[Haskell-cafe] Efficient way to break up a lazy bytestring

Fri Dec 29 21:32:26 EST 2006

> breakUp s
> 	| L.null s = []
> 	| otherwise = h:(breakUp r) where
> 		(h,r) = L.splitAt 72 s
> 
> Running this on the 2G file blows up the stack pretty quickly, taking  
> the first 1 million records (there are 20M of them) with a big stack  
> parameter gives about 25% productivity, with GC taking the other 75%.
> 
> My understanding is that while this looks tail recursive, it isn't  
> really because of laziness.  I've tried throwing seq operators  
> around, but they don't seem to do much to help the efficiency.

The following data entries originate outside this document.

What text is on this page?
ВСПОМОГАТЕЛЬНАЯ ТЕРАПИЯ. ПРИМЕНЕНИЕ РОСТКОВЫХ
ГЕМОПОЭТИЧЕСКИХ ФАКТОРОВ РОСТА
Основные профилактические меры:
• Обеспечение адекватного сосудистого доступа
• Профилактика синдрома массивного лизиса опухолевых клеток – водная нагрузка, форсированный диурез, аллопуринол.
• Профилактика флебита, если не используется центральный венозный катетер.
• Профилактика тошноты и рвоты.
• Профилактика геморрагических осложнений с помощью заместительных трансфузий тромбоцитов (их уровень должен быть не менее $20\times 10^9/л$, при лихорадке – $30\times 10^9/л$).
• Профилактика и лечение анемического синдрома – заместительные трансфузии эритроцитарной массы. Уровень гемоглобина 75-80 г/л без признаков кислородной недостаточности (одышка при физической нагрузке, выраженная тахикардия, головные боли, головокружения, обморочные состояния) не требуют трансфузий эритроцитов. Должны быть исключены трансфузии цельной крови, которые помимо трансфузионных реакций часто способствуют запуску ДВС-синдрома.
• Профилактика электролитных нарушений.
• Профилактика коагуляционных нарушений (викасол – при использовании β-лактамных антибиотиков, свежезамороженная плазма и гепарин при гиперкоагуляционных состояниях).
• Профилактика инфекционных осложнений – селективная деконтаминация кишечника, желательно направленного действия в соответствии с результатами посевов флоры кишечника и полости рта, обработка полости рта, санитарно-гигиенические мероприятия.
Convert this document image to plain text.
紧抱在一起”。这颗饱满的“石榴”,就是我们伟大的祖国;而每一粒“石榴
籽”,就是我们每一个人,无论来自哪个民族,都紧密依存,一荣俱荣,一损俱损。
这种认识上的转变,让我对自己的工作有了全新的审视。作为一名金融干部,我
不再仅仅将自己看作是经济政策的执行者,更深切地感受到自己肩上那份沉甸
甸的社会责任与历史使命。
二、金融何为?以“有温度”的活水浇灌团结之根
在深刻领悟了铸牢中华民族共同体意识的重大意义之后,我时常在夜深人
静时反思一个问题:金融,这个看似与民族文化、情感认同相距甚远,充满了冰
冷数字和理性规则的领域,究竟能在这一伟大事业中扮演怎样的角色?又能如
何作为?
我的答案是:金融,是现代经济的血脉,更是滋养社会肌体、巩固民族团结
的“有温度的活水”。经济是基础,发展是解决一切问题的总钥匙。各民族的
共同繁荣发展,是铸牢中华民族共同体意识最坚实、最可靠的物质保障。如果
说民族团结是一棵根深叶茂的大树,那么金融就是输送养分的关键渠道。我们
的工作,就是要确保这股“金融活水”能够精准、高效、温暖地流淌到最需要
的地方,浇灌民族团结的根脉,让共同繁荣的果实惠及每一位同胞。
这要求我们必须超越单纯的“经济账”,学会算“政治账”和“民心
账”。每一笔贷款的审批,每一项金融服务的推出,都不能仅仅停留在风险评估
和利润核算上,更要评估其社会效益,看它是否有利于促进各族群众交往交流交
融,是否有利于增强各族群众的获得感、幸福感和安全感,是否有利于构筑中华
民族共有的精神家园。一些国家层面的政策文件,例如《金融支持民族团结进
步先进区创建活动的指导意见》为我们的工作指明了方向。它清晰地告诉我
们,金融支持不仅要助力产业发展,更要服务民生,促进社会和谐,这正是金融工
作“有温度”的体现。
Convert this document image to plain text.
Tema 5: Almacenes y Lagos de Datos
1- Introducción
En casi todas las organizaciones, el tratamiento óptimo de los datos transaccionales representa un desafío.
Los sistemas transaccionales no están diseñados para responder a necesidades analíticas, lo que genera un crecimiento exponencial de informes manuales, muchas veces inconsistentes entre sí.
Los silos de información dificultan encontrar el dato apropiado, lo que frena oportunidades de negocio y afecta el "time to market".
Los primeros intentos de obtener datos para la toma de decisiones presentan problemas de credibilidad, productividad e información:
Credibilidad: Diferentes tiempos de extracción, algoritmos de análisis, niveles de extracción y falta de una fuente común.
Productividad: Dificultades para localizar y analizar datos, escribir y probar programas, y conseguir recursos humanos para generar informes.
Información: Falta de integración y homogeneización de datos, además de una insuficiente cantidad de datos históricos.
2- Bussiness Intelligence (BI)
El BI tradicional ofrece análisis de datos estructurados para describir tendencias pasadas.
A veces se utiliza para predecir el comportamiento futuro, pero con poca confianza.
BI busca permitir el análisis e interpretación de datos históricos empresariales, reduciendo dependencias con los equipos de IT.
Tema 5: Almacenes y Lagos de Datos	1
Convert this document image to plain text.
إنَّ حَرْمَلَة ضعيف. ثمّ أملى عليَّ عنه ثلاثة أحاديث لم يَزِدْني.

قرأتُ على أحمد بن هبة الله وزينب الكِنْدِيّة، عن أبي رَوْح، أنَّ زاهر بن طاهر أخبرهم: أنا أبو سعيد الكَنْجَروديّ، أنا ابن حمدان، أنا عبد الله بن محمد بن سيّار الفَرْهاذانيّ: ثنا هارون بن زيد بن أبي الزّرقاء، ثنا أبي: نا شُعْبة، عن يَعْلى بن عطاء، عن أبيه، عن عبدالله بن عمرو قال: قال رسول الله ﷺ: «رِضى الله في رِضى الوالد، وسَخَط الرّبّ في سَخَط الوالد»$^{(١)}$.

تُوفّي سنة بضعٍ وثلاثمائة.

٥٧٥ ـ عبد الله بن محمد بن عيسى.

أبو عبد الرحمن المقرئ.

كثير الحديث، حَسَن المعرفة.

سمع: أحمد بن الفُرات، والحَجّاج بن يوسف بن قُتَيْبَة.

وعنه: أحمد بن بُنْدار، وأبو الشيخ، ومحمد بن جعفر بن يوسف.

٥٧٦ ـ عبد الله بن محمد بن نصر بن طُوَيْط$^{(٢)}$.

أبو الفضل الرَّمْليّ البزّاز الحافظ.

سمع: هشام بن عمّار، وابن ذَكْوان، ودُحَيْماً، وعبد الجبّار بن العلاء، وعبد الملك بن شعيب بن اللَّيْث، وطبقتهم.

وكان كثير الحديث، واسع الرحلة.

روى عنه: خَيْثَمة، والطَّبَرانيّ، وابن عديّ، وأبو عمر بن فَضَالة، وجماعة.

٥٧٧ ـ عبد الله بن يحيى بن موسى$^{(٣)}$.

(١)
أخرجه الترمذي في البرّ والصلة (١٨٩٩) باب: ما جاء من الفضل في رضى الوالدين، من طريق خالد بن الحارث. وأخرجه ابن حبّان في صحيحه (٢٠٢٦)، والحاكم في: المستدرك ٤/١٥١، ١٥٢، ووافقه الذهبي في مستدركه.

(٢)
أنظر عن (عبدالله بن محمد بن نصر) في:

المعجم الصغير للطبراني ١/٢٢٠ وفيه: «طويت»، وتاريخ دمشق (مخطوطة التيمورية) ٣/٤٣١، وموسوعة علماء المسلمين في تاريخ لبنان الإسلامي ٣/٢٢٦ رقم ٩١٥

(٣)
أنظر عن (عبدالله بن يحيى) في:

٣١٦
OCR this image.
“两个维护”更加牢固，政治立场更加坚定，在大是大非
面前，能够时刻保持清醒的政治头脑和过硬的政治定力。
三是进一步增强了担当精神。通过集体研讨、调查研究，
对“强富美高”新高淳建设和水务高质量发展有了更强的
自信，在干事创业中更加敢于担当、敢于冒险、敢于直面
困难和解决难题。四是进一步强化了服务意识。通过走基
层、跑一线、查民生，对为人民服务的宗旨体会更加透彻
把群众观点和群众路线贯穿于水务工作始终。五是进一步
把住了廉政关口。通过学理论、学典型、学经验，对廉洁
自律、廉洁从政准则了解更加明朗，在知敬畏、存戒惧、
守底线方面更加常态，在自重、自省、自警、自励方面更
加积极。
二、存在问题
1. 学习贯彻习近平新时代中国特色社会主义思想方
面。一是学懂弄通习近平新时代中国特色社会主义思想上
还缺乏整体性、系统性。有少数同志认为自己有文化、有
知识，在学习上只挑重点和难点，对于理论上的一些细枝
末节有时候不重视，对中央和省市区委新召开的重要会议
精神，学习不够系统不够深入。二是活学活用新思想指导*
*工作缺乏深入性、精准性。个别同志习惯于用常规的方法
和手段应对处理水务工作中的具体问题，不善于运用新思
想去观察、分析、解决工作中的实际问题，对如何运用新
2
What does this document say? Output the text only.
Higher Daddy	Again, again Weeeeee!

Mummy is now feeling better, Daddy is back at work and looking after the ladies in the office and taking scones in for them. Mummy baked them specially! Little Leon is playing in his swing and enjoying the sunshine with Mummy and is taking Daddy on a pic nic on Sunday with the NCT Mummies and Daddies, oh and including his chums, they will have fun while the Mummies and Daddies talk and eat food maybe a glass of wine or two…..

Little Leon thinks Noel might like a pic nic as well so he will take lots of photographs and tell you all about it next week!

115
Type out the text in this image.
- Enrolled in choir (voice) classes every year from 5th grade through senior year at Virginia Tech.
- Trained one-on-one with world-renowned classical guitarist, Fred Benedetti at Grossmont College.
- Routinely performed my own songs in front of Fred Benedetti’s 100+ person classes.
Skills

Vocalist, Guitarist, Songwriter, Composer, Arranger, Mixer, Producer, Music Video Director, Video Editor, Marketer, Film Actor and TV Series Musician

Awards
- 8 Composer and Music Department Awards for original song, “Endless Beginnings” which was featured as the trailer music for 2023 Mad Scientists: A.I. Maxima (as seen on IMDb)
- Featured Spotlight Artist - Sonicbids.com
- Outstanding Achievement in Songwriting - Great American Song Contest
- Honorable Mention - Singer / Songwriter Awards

This function by itself doesn't really have any particular behaviour
with respect to stack and heap usage, since it is just a linear mapping
from one lazy sequence to another. To understand the stack blowout,
you'll need to look at what you are doing with the result of this
function.

For example, a foldl over the result might be building a big thunk on
the heap, which could blow the stack when evaluated*. If this is the
case, you might avoid building the big thunk by using foldl', a version
of foldl which evaluates as it folds.

Invoking GHC with optimisation might also help, since the strictness
evaluator can often do the equivalent of converting foldl to foldl' at
the appropriate places.

Have you looked at the Performance pages on the Wiki, in particular, the
Strictness and Laziness pages?

http://www.haskell.org/haskellwiki/Performance

In my (limited) Haskell experience, I was continually being surprised by
inexplicable stack blowouts until I spent a little time doing some
focussed experiments, mainly involving folds over large lists. If you
haven't done that, I would recommend it.

* - Note that foldl is tail recursive, so clearly tail recursion doesn't
necessarily result in a well-behaved loop in a lazy implementation!